By 2010, the number of AIDS orphans worldwide is expected to reach at least 20 million.

The Impact:
In addition to the trauma of losing a parent, orphans are often subject to discrimination and are less likely to receive healthcare, education and other needed services.
In HIV affected households lacking community support, food consumption can drop by 40% putting children at risk to hunger, malnutrition and stunting.
Impoverished and often without support to educate and protect them, orphans and vulnerable children face increased risk of HIV infection.
Orphans are often easy prey to many forms of exploitation: forced labor, prostitution and child soldiering.

We are Neglecting the Needs of 90% of Orphans!
Despite progress preventing and treating AIDS, we are ignoring the basic needs of millions of AIDS orphans. UNAIDS estimates that over US $4 billion is needed to implement a comprehensive response to AIDS orphans and vulnerable children over the next two years, but much less than this amount is actually available.
As a result of this funding gap, fewer than one in ten AIDS orphans receive external support. Millions of children are growing up deprived of education, basic needs such as food, water and shelter; and are at high risk of HIV infection, discrimination, exploitation and violence in the form of forced labor, prostitution and drug trafficking. By 2010, another estimated five to ten million children will have lost at least one parent from AIDS.
Only three countries – the US, UK and Ireland have earmarks providing at least 10% of HIV/AIDS funding to orphans and vulnerable children. Yet experts believe that these promises and legislation are unfulfilled as they meander through government bureaucracy. We must hold leaders and policy makers accountable to their promises. We must advocate for more governments to follow their lead.

RESOURCES FOR ORPHANS

With adequate funding, the world can help children orphaned by AIDS to grow up healthy and safe. We can address the challenges presented by the AIDS orphans crisis through:

  • Support to families and communities that serve as the safety net for AIDS orphans.
  • Access to education, health and nutrition for orphans and children affected by AIDS.
  • Job training and livelihood support to give young people the skills necessary to enter the workforce and to become productive members of their community.
  • Social protection laws that promote and enforce inheritance and other legal rights for orphans must be in place.
  • Treatment for HIV positive children that is provided with special consideration for the physical, psychological, and social needs of a child living with HIV.

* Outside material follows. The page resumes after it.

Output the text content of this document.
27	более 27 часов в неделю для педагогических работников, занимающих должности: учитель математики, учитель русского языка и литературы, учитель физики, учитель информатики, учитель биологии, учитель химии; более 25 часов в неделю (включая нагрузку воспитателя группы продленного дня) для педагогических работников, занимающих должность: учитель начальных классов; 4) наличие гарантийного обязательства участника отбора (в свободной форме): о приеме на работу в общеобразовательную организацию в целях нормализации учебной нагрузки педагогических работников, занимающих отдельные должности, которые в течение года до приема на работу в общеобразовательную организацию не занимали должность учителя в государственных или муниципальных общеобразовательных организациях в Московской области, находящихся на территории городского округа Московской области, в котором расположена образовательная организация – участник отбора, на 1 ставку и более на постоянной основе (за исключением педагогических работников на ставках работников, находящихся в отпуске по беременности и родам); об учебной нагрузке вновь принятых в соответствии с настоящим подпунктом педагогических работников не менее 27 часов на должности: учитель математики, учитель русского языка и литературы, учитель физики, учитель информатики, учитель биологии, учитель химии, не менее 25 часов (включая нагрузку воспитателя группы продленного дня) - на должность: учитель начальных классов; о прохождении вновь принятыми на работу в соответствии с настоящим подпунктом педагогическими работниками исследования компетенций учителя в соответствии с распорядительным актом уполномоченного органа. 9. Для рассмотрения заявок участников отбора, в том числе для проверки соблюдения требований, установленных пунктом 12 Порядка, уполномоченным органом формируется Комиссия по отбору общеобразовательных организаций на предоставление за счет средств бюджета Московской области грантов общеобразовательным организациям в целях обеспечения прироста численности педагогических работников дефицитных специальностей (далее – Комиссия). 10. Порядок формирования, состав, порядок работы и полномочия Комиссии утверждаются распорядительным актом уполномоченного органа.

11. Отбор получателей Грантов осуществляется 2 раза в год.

We need your help to speak out and spread the word about World AIDS Orphans Day. Your voice is their future.

RAISE YOUR VOICE!
Speak up for orphans. It’s easy to get involved.
Add your pictures onto the map. Lobby world leaders. Attend or host an event. Generate press coverage about the orphans crisis. Spread the word. Donate."


Below is another link from the website that contains, among other things, a toolkit with sample letters, relevant links, and other info:

http://www.worldaidsorphans.org/section/the_orphans_crisis/resources#mayors

In whatever manner, however small, that we can rally support for attention for this cause, let's do so. Let's do it for our kids! Let's do it NOW!